Il Tribunale di Lecce, Seconda Sezione Penale collegiale, presidente dott. Stefano Sernia, Giudici dott.ssa Maddalena Torelli e dott. Michele Guarini, ha mandato assolto, per non aver commesso il fatto, ex art. 530 I comma c.p.p., Prete Damiano Cosimo, 45 anni, di Nardò. Questi era accusato, tra l’altro, di concorso in tentativo di omicidio in danno di un giovane di 23 anni, C.D., di Copertino, avvenuto la notte di S. Lorenzo del 2017, sulla spiaggia di Lido dell’Ancora, a S. Isidoro di Nardò.

Prete era accusato anche di minacce gravi in danno dello stesso giovane nonché di detenzione e porto in luogo pubblico di arma da fuoco.

L’indagine venne condotta dai Carabinieri di Copertino e di Nardò e Prete venne sottoposto a custodia cautelare in carcere con ordinanza dell’ 1.3.2018.

Già durante l’interrogatorio svolto nel carcere di Lecce, dinanzi al GIP dott. Carlo Cazzella, il Prete si protestò innocente, ammettendo solo di aver avuto un alterco con il giovane copertinese, avendone anche la peggio, negando con decisione di avergli inferto la coltellata e di aver esploso, poco dopo, colpi d’arma da fuoco.

Il 19 marzo venne messo agli arresti domiciliari e poi rimesso in libertà.

Durante l’istruttoria, però, la tesi accusatoria ha cominciato a vacillare, già con l’ascolto del padre e del fratello della vittima, che hanno in parte ritrattato le accuse, e che, nel frattempo, aveva ritirato la costituzione di parte civile e rimesso la querela. Sono stati ascoltati altri numerosi testimoni.

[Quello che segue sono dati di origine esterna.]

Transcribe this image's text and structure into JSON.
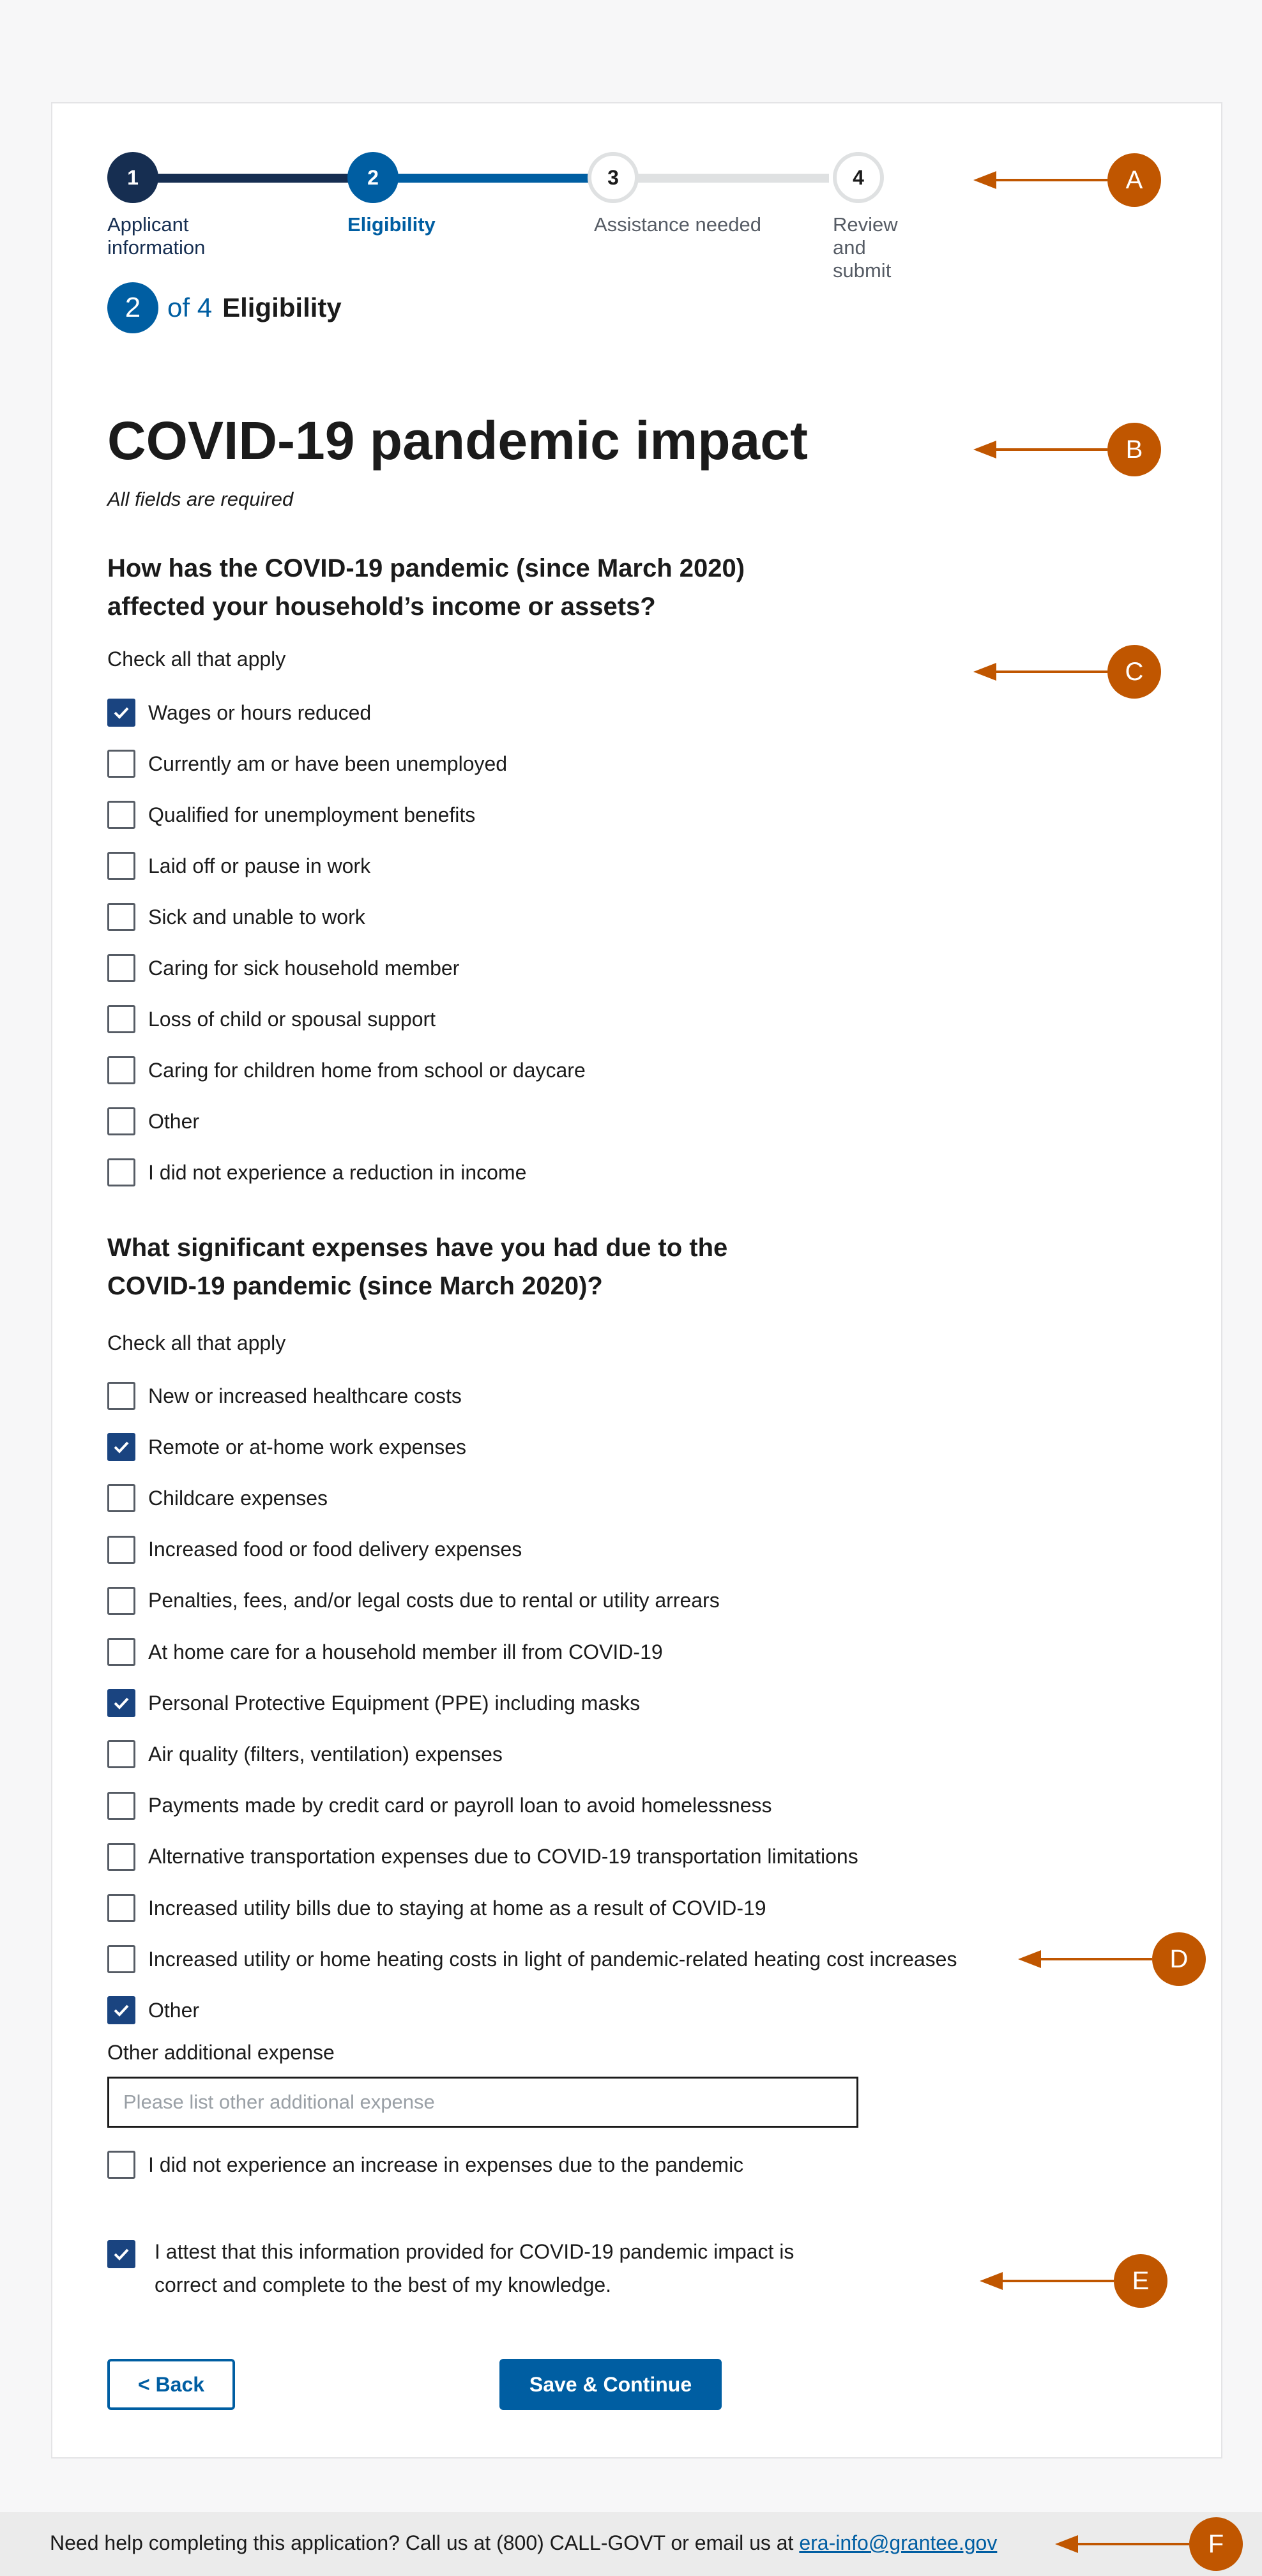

All’udienza odierna, il P.M. ha chiesto l’assoluzione con formula dubitativa per i più gravi reati di tentato omicidio e detenzione e porto di arma da fuoco e la condanna a nove mesi di reclusione per le minacce gravi.

Prete, assistito dall’avv. Giuseppe Bonsegna, è stato assolto con formula piena.